Gotta follow Umair Haque on Twitter… He posts a heck of a lot but theres some real gems. One such gem was his piece for Havard Business Review titled “How and Why to Be a Leader (Not a Wannabe)”
Leadership — true leadership —is a lost art. Leaders lead us not to a place — but to a different kind of destination: to our better, truer selves. It is an act of love in the face of an uncertain world. Perhaps, then, that’s why there’s so little leadership around: because we’re afraid to even say the word love — let alone to feel it, weigh it, measure it, allow it, admit it, believe it, and so be transformed by it.
Sounds fantastic… And I can almost feel my heart pounding. Umair then goes on to outline six ways to be a real leader… I won’t spoil it so here’s the top 3 which got me thinking
Conform — or rebel? Are you breaking the rules or following them? The rules are there for a reason: to stifle deviation, preserve the status quo, and bring the outliers right back down to the average. That’s a wonderful idea if you’re running a factory churning out widgets — but it’s a terrible notion if you’re trying to do anything else. And so leaders must shatter the status quo by breaking the rules, leading by example,= so that followers know the rules not just can, but must be broken. If you’re nail-bitingly following the rules, here’s the score: you’re not a true leader.

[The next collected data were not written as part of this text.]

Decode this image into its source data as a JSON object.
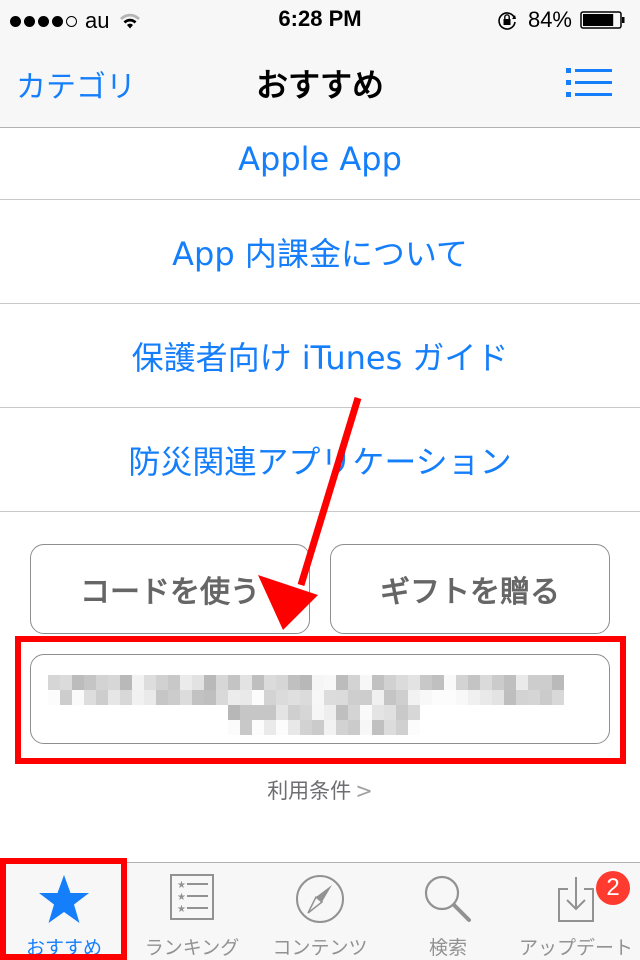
{
  "status_bar": {
    "signal_bars_filled": 4,
    "signal_bars_total": 5,
    "carrier": "au",
    "time": "6:28 PM",
    "battery_percent_label": "84%",
    "battery_level": 0.84
  },
  "nav_bar": {
    "back_label": "カテゴリ",
    "title": "おすすめ",
    "right_icon": "list-icon"
  },
  "links": [
    {
      "label": "Apple App"
    },
    {
      "label": "App 内課金について"
    },
    {
      "label": "保護者向け iTunes ガイド"
    },
    {
      "label": "防災関連アプリケーション"
    }
  ],
  "buttons": {
    "redeem": "コードを使う",
    "gift": "ギフトを贈る"
  },
  "account_box": {
    "content": "(pixelated / redacted Apple ID)"
  },
  "terms": {
    "label": "利用条件",
    "chevron": ">"
  },
  "tab_bar": {
    "tabs": [
      {
        "label": "おすすめ",
        "icon": "star-icon",
        "active": true
      },
      {
        "label": "ランキング",
        "icon": "ranking-list-icon",
        "active": false
      },
      {
        "label": "コンテンツ",
        "icon": "compass-icon",
        "active": false
      },
      {
        "label": "検索",
        "icon": "search-icon",
        "active": false
      },
      {
        "label": "アップデート",
        "icon": "updates-icon",
        "active": false,
        "badge": "2"
      }
    ]
  },
  "colors": {
    "accent": "#147efb",
    "annotation": "#ff0000",
    "badge": "#ff3b30",
    "inactive": "#929292"
  }
}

Talking my language, break the rules but cleverly. I’m all about the outliers and shattering the status quo. Been using the term “change the world or go home” a lot more around work. The status quo is so seductive and I see people around me wishing for things to be as they use to be alot more.
Someone asked the question the other day if things are better now or a while ago? Without a doubt its better now and it will get better still. This of course ties directly into the next point, vision or the truth…
Vision — or truth? The wannabe sets a vision. With grandiloquent gesture and magnificent panorama, the vision glitters. The leader has a harder task: to tell the truth, as plain as day, as obvious as dawn, as sure as sunrise, as inescapable as midnight. Vision is nice, and many think that a Grand Vision is what inspires people. They’re wrong. If you really want to inspire people, tell them the truth: there’s nothing that sets people free like the truth. The leader tells the truth because his fundamental task is that of elevation: to bring forth in people their better selves. And while we can climb towards a Grand Vision, it’s also true that the very act of perpetually climbing may be what imprisons us in lives we don’t really want (hi, Madison Ave, Wall St, and Silicon Valley). Truth is what elevates us; what opens us up to possibility; what produces in us the sense that we must become who were meant to be if we are to live worthy lives — and one of the surest tests of whether you’re a true leader is whether you’re merely (yawn, shrug, eyeroll) slickly selling a Grand Vision, or, instead, helping bring people a little closer to the truth. And if you have to ask what “truth” is (newsflash: climate change is real, the global economy is still borked, greed isn’t good, bankers shouldn’t earn a billion times what teachers do, CEOs shouldn’t get private jets for life for running companies into the ground, the sky really is blue) — guess what? You’re definitely not a leader.
This one really brings things home for me. Vision is important but the truth is much more important. We’re not kids, protecting us from the truth in the end. As Haque says, tell us the truth and in time we’ll respect you for it. I specially love the newsflash at the end.
Archery — or architecture? Wannabes are something like metric-maximizing robots. Given a set of numbers they must “hit,” they beaver away trying to hit them. The leader knows their job is very different: not merely to maximize existing metrics, which are often part of the problem (hi, GDP, shareholder value), but to reimagine them. The leader’s job is, fundamentally, not merely to “hit a target” — but to redesign the playing field. It’s architecture, not mere archery. If you’re hitting a target, you’re not a leader. You’re just another performer, in an increasingly meaningless game.
Metric-maximizing robots! Indeed… Its not about hitting those targets, its about redesigning the playing field. A true leader will change the world by changing the nature, landscape or architecture. I remember when Google talked about changing the patent process then they bought Motorola mobile and they shut up about that. Shame! Could have been a leader, but instead opted for the same goals as all the others.
I would conclude that having a business model which relies on year on year profit growth is maybe the constraining element, but were talking about leadership not business. If your treating both like the same, maybe your a wannabe and not really a worthy leader?